Here’s what we’re actually doing:
This traffic light thingy is speaking to that box thingy, which is plugged into the computer. By referring to the devices in a program script, I can direct certain lights to turn on and off via lines of code.
The initial dream (and still the end game) was to make traffic light modules to that students could research how traffic light systems work and build their own traffic light systems with car sensors, pedestrian buttons and all!
After a round of testing last year, the new goal is to create a very basic, simplified set of modules that introduces coding with baby steps. These will be an input module (with a series of buttons, switches and dials) and an output model (with a series of buzzers and lights).

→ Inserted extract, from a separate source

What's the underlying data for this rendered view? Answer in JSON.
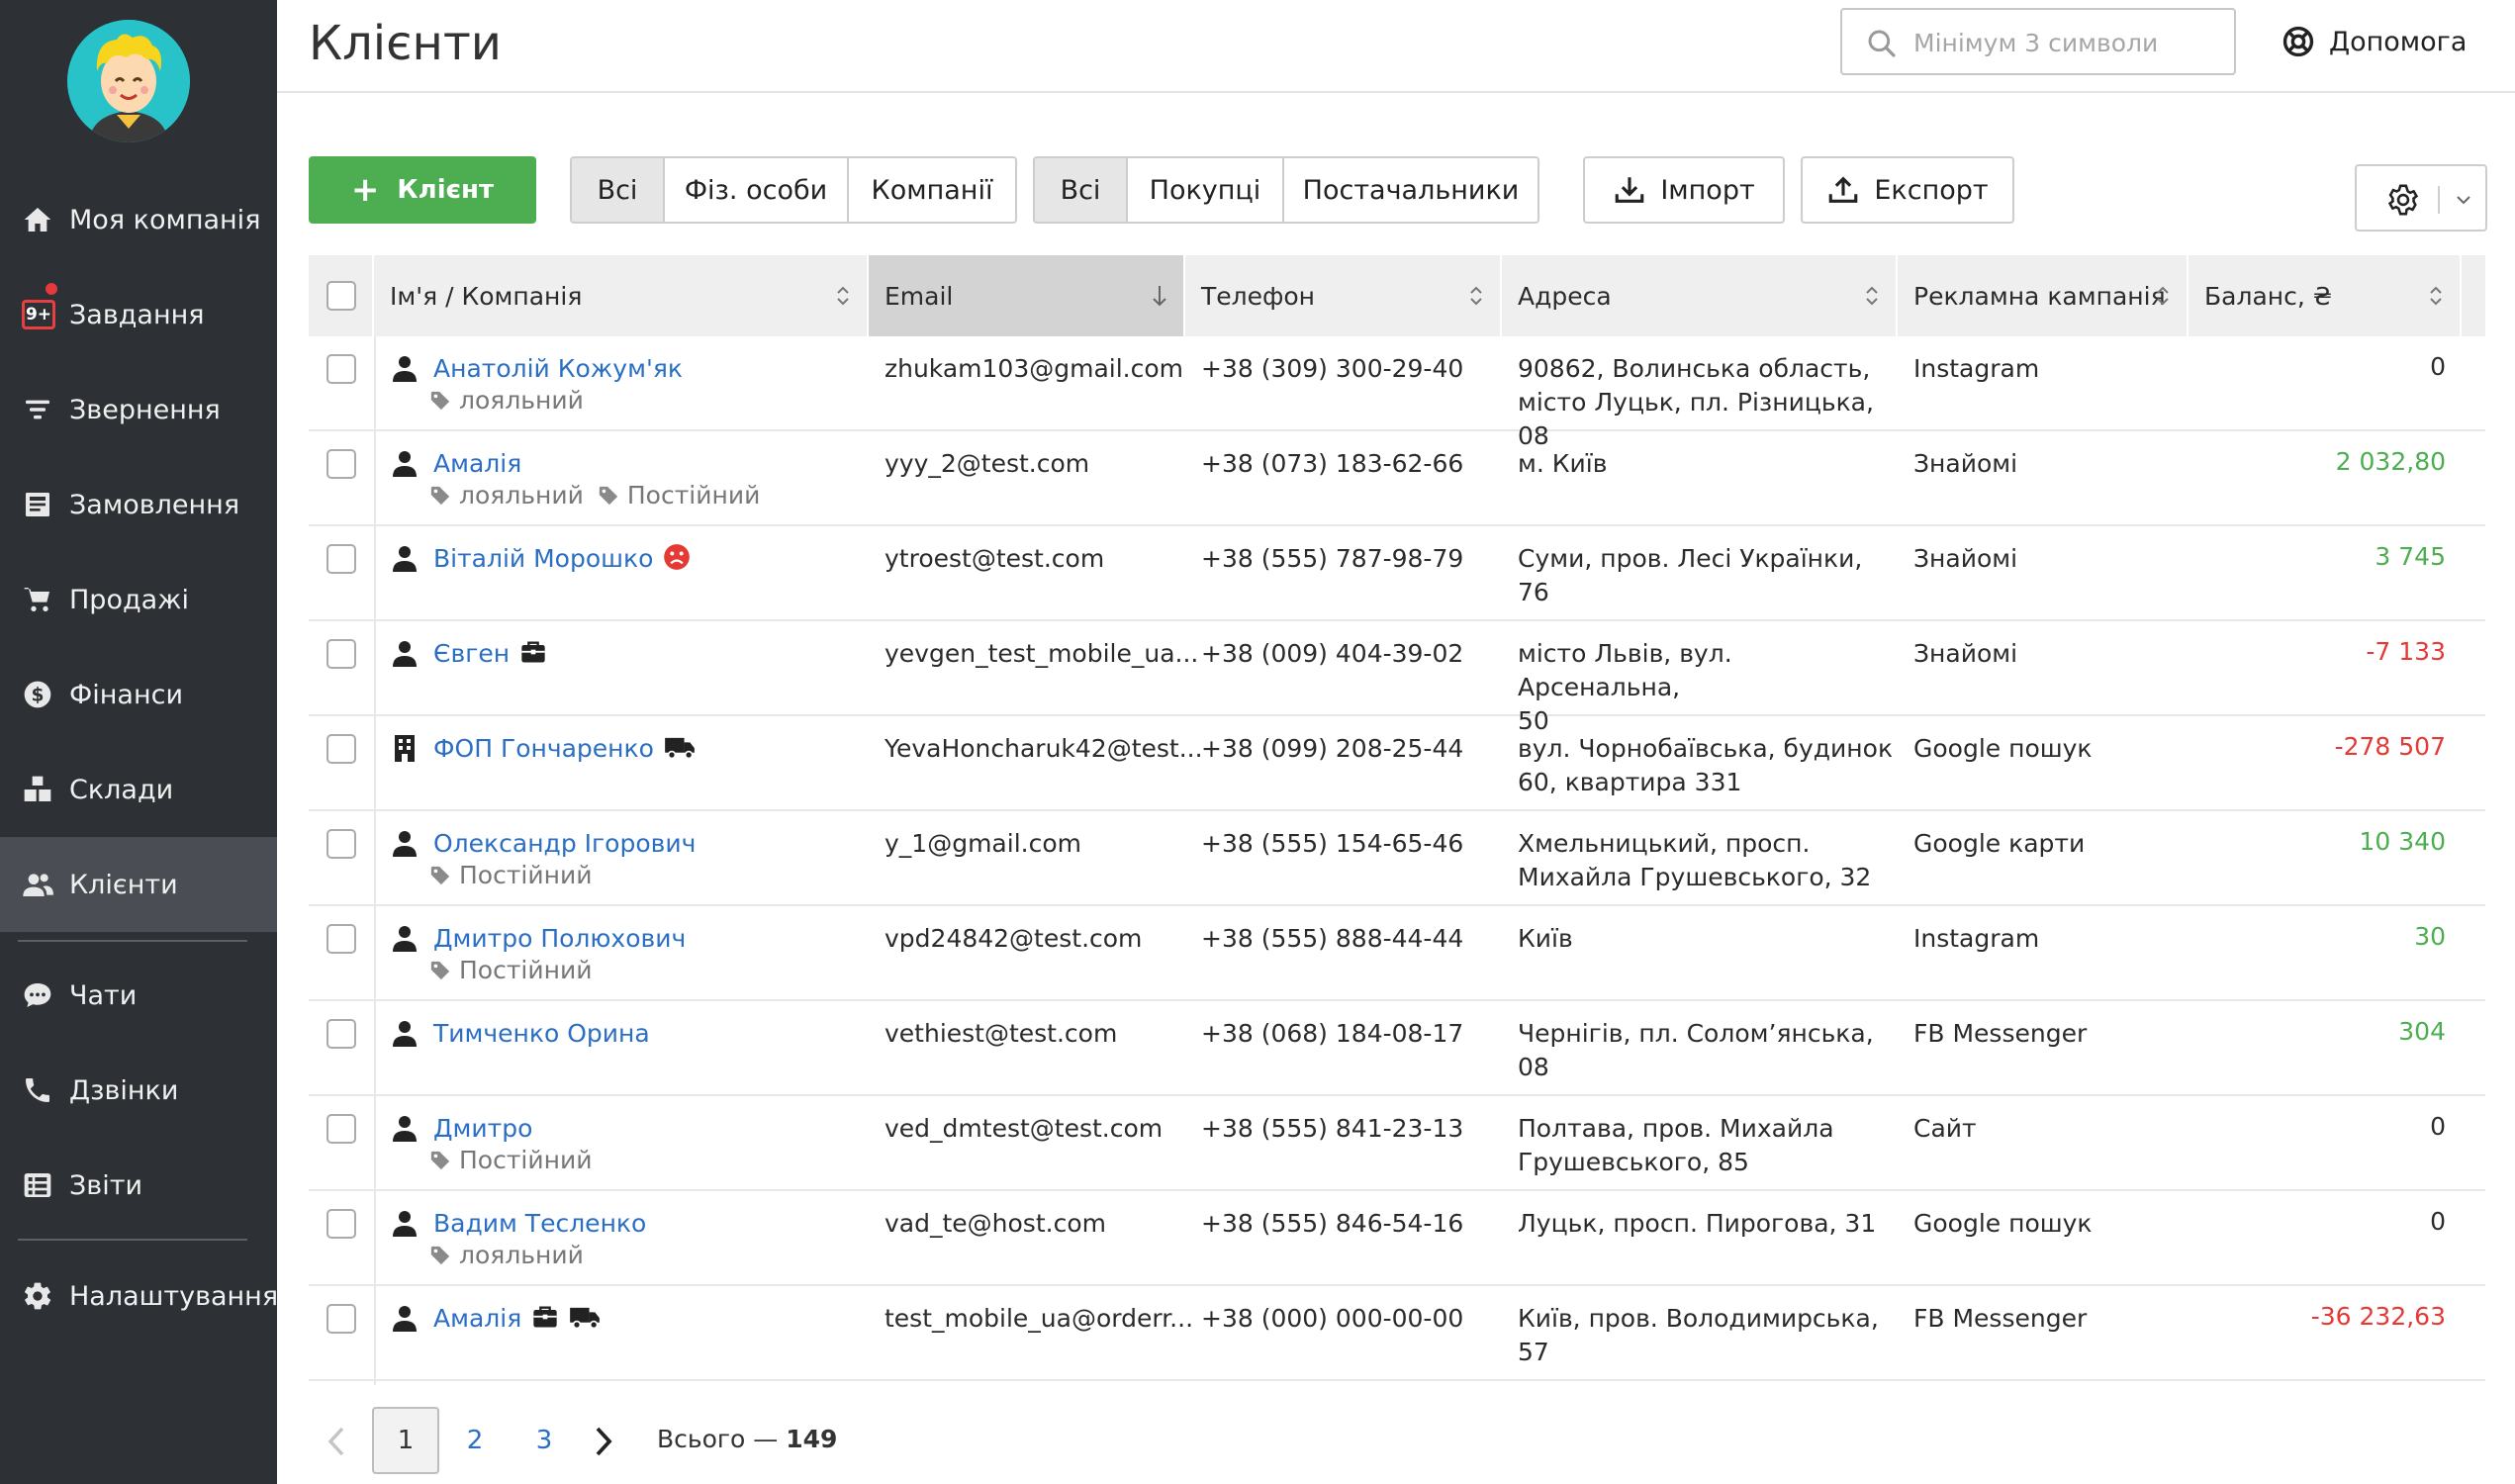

The two guys that run the company are a hardware engineer and a software engineer. They do all the amazing techno-genius stuff. Fellow intern, Kay and I have come in to investigate how these devices could look, feel and be better used and understood.
We’re able to see the initial prototypes that the engineers have already created to understand how these devices might work. Really though, the devices are only limited by our imaginations, our budgets, and what will work in a classroom.
With the initial instruction to find a cheap enclosure that we could knock out a quick first prototype with, I researched pre-existing cases and rated them in terms of price, appeal to the user and usefulness to us. I realised that the quickest, cheapest way to get an enclosure that would look great and suit our needs was simply to make it. This hadn’t occurred to our non-industrial-designer employers and they were stoked with the idea.
Having used vacuum forming last year for my torch project, I thought it would be a cheap way to design working prototypes in monthly iterations using the university’s facilities. I was able to meet with a uni workshop tech to learn more about the process and the options it gave me. I highly recommend you check out the image-rich google doc I made on my learnings.
Shane, the workshop tech convinced me that cardboard would be the way to go for our first few prototypes. This was an especially helpful idea, considering the workshop would be closed until classes commenced at the end of February.
These are some of my initial drawings:
My first round of cardboard models were a great way to get some forms in my hand and see how they felt in my hand and sat in the environment.